+33 (0)6 85 22 07 25 mario.diaznava@st.com

Methods and Tools, and Building Blocks

Methods and tools

Deploying neural network applications at the Edge is more challenging than in the Cloud, due to limited hardware resources, such as computing power and memory capacity. Additionally, edge devices are power constrained because they mostly run on batteries. AI algorithms must therefore be optimized for particular hardware targets: number of parameters, quantization of these parameters, etc. Conversely, the hardware accelerators must themselves be optimized for the tasks to be executed: their architecture specialization would be different for the processing of still images than for processing sequential temporal inputs.

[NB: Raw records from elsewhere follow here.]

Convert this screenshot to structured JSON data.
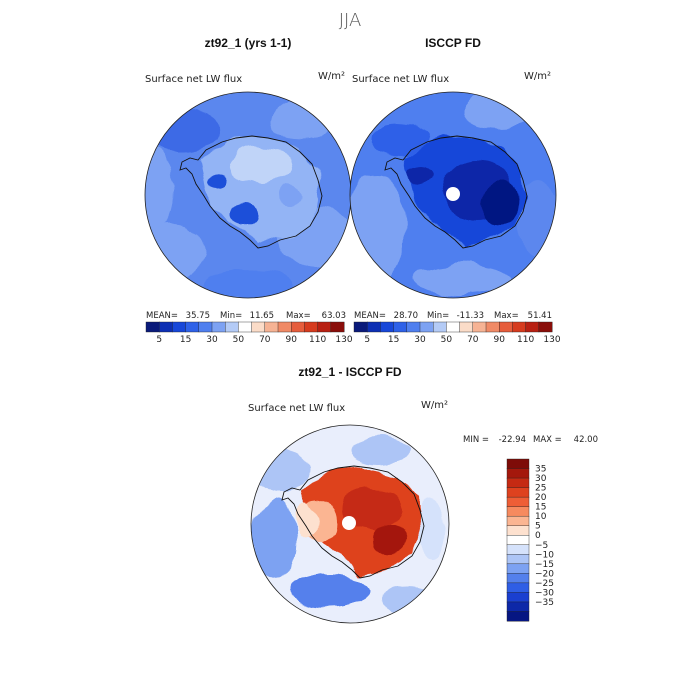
{
  "page": {
    "title": "JJA"
  },
  "chart_data": [
    {
      "type": "heatmap",
      "projection": "south-polar-stereographic",
      "title": "zt92_1 (yrs 1-1)",
      "subtitle": "Surface net LW flux",
      "units": "W/m²",
      "stats": {
        "mean_label": "MEAN=",
        "mean": "35.75",
        "min_label": "Min=",
        "min": "11.65",
        "max_label": "Max=",
        "max": "63.03"
      },
      "colorbar": {
        "levels": [
          5,
          10,
          15,
          20,
          30,
          40,
          50,
          60,
          70,
          80,
          90,
          100,
          110,
          120,
          130
        ],
        "labels": [
          "5",
          "15",
          "30",
          "50",
          "70",
          "90",
          "110",
          "130"
        ],
        "colors": [
          "#0a1a7a",
          "#0d2fb4",
          "#1747d9",
          "#2e61e8",
          "#4f7fef",
          "#7da2f3",
          "#b4cbf6",
          "#ffffff",
          "#fbdcc8",
          "#f6b394",
          "#f08a66",
          "#e65d3c",
          "#d63b1e",
          "#b82012",
          "#8a0e0a"
        ]
      }
    },
    {
      "type": "heatmap",
      "projection": "south-polar-stereographic",
      "title": "ISCCP FD",
      "subtitle": "Surface net LW flux",
      "units": "W/m²",
      "stats": {
        "mean_label": "MEAN=",
        "mean": "28.70",
        "min_label": "Min=",
        "min": "-11.33",
        "max_label": "Max=",
        "max": "51.41"
      },
      "colorbar": {
        "levels": [
          5,
          10,
          15,
          20,
          30,
          40,
          50,
          60,
          70,
          80,
          90,
          100,
          110,
          120,
          130
        ],
        "labels": [
          "5",
          "15",
          "30",
          "50",
          "70",
          "90",
          "110",
          "130"
        ],
        "colors": [
          "#0a1a7a",
          "#0d2fb4",
          "#1747d9",
          "#2e61e8",
          "#4f7fef",
          "#7da2f3",
          "#b4cbf6",
          "#ffffff",
          "#fbdcc8",
          "#f6b394",
          "#f08a66",
          "#e65d3c",
          "#d63b1e",
          "#b82012",
          "#8a0e0a"
        ]
      }
    },
    {
      "type": "heatmap",
      "projection": "south-polar-stereographic",
      "title": "zt92_1 - ISCCP FD",
      "subtitle": "Surface net LW flux",
      "units": "W/m²",
      "stats": {
        "min_label": "MIN =",
        "min": "-22.94",
        "max_label": "MAX =",
        "max": "42.00"
      },
      "colorbar": {
        "labels": [
          "35",
          "30",
          "25",
          "20",
          "15",
          "10",
          "5",
          "0",
          "−5",
          "−10",
          "−15",
          "−20",
          "−25",
          "−30",
          "−35"
        ],
        "colors": [
          "#7e0c08",
          "#a4180c",
          "#c52a13",
          "#de421f",
          "#ee5e36",
          "#f68a5f",
          "#fbb592",
          "#fde1cf",
          "#ffffff",
          "#d5e2fb",
          "#adc5f6",
          "#7da2f2",
          "#5480ec",
          "#2f5ee5",
          "#1a3fd0",
          "#0d28a8",
          "#061682"
        ]
      }
    }
  ]
}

This is why a hardware-algorithm co-development methodology is necessary. Design teams, comprised of machine learners and chip designers, must have access to a common framework and dedicated tools to explore optimization opportunities at multiple levels.

On the hardware side, the designers must be able to answer the following questions:

  • What is the Optimal compute array size?
  • Best memory hierarchy?
  • Reconfigurability needs?
  • An Analog or Digital implementation? A combination of both?

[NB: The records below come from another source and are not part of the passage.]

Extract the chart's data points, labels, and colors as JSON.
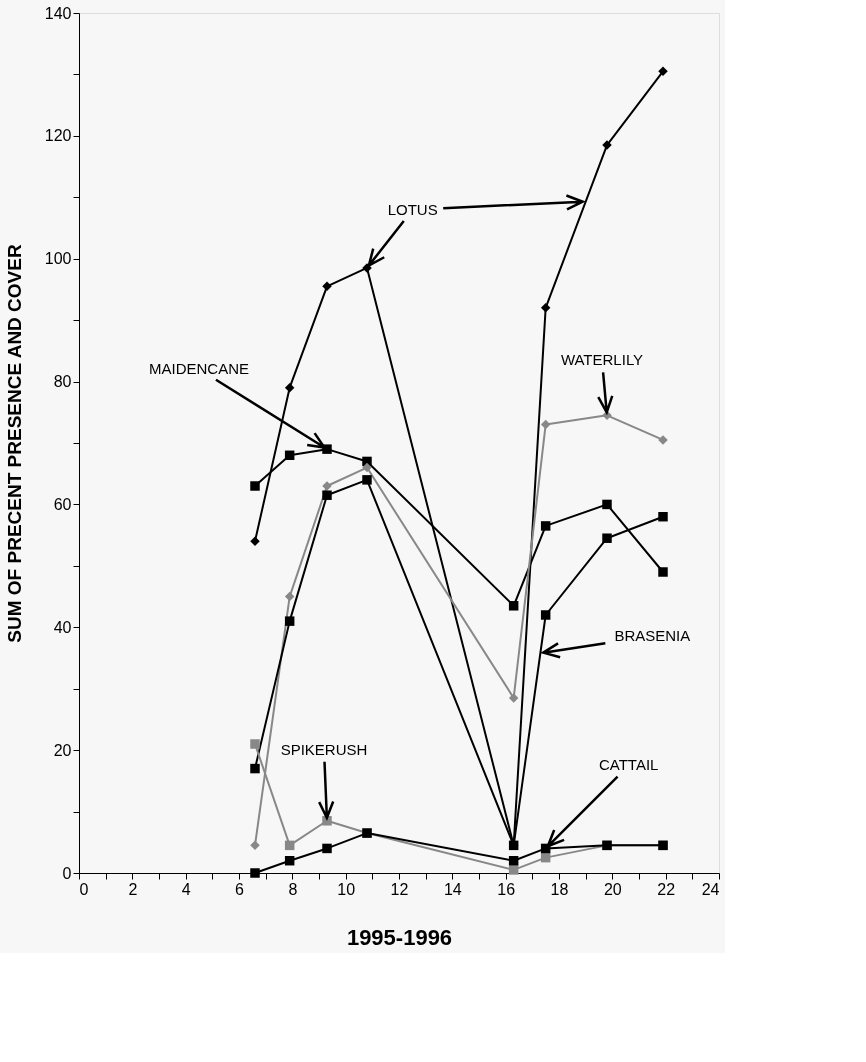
{
  "chart_data": {
    "type": "line",
    "xlabel": "1995-1996",
    "ylabel": "SUM OF PRECENT PRESENCE AND COVER",
    "x": [
      6.6,
      7.9,
      9.3,
      10.8,
      16.3,
      17.5,
      19.8,
      21.9
    ],
    "series": [
      {
        "color": "#000000",
        "marker": "diamond",
        "values": [
          54,
          79,
          95.5,
          98.5,
          4.5,
          92,
          118.5,
          130.5
        ]
      },
      {
        "color": "#000000",
        "marker": "square",
        "values": [
          63,
          68,
          69,
          67,
          43.5,
          56.5,
          60,
          49
        ]
      },
      {
        "color": "#888888",
        "marker": "diamond",
        "values": [
          4.5,
          45,
          63,
          66,
          28.5,
          73,
          74.5,
          70.5
        ]
      },
      {
        "color": "#000000",
        "marker": "square",
        "values": [
          17,
          41,
          61.5,
          64,
          4.5,
          42,
          54.5,
          58
        ]
      },
      {
        "color": "#888888",
        "marker": "square",
        "values": [
          21,
          4.5,
          8.5,
          6.5,
          0.5,
          2.5,
          4.5,
          4.5
        ]
      },
      {
        "color": "#000000",
        "marker": "square",
        "values": [
          0,
          2,
          4,
          6.5,
          2,
          4,
          4.5,
          4.5
        ]
      }
    ],
    "xlim": [
      0,
      24
    ],
    "xticks": [
      0,
      {
        "value": 1,
        "label": null
      },
      2,
      {
        "value": 3,
        "label": null
      },
      4,
      {
        "value": 5,
        "label": null
      },
      6,
      {
        "value": 7,
        "label": null
      },
      8,
      {
        "value": 9,
        "label": null
      },
      10,
      {
        "value": 11,
        "label": null
      },
      12,
      {
        "value": 13,
        "label": null
      },
      14,
      {
        "value": 15,
        "label": null
      },
      16,
      {
        "value": 17,
        "label": null
      },
      18,
      {
        "value": 19,
        "label": null
      },
      20,
      {
        "value": 21,
        "label": null
      },
      22,
      {
        "value": 23,
        "label": null
      },
      24
    ],
    "ylim": [
      0,
      140
    ],
    "yticks": [
      0,
      {
        "value": 10,
        "label": null
      },
      20,
      {
        "value": 30,
        "label": null
      },
      40,
      {
        "value": 50,
        "label": null
      },
      60,
      {
        "value": 70,
        "label": null
      },
      80,
      {
        "value": 90,
        "label": null
      },
      100,
      {
        "value": 110,
        "label": null
      },
      120,
      {
        "value": 130,
        "label": null
      },
      140
    ],
    "grid": false,
    "line_style": "solid",
    "annotations": [
      "LOTUS",
      "MAIDENCANE",
      "WATERLILY",
      "BRASENIA",
      "SPIKERUSH",
      "CATTAIL"
    ]
  }
}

On the algorithm side, the questions that will need to be answered are:

  • What is the best quantization ratio?
  • Is a mixed quantization scheme necessary?
  • How to cope with devices variability in the case of an analog implementation?

In the ANDANTE project, a lot of effort was devoted to tool suites. Nineteen tools were developed to train and optimize both classical encoding (ANN) and spike encoding (SNN) neural networks; to map these networks to different hardware accelerators; to generate RTL code and mixed-signal IPs, necessary compilers, etc. Eleven of those tools were made available to the community in Open Source.

These tools played a key role in the design of hardware accelerators during the project, with several first silicon successes. They were also essential to correctly map applications algorithms onto these accelerators.

Workflow for embedded Neural Networks

AI Building Blocks

When running AI applications at the edge, the number one priority is to reduce power consumption. In integrated circuits, the main source of energy used is the movement of data and not calculations: the further away the data is, the higher the energy cost. This is why this project focused on exploiting new integrated non-volatile memories (NVM), to store all the parameters of neural networks on a chip, thus eliminating the need for external memories.

These embedded NVMs can be used either as traditional storage devices, or as computational memories. In the first case, the design of memory macros would be classic, using single-valued binary-cells (bitcells). In the latter case, bitcells with multiple-valued or continuous-valued would be used, for ensuring analog multiplications.

But, in both cases, dedicated IP blocks must be designed to program and read these bitcells. For instance, the reading mechanism of a ferroelectric memory cell (such as the FeRAM technology) is different from a resistive memory cell (such as the OxRAM or PCRAM technologies).

Other technological building blocks have been developed, particularly in the field of mixed signal: neurons, buffers, analog-to-digital converters, digital-to-analog converters, etc.

Analog in memory compute (ACiM): mapping a DNN layer to analog matrix-vector-multiply (MVM). The matrix-vector product is calculated in the analog domain using Ohm’s and Kirchhoff’s law, where each weight is encoded by a differential conductance pair.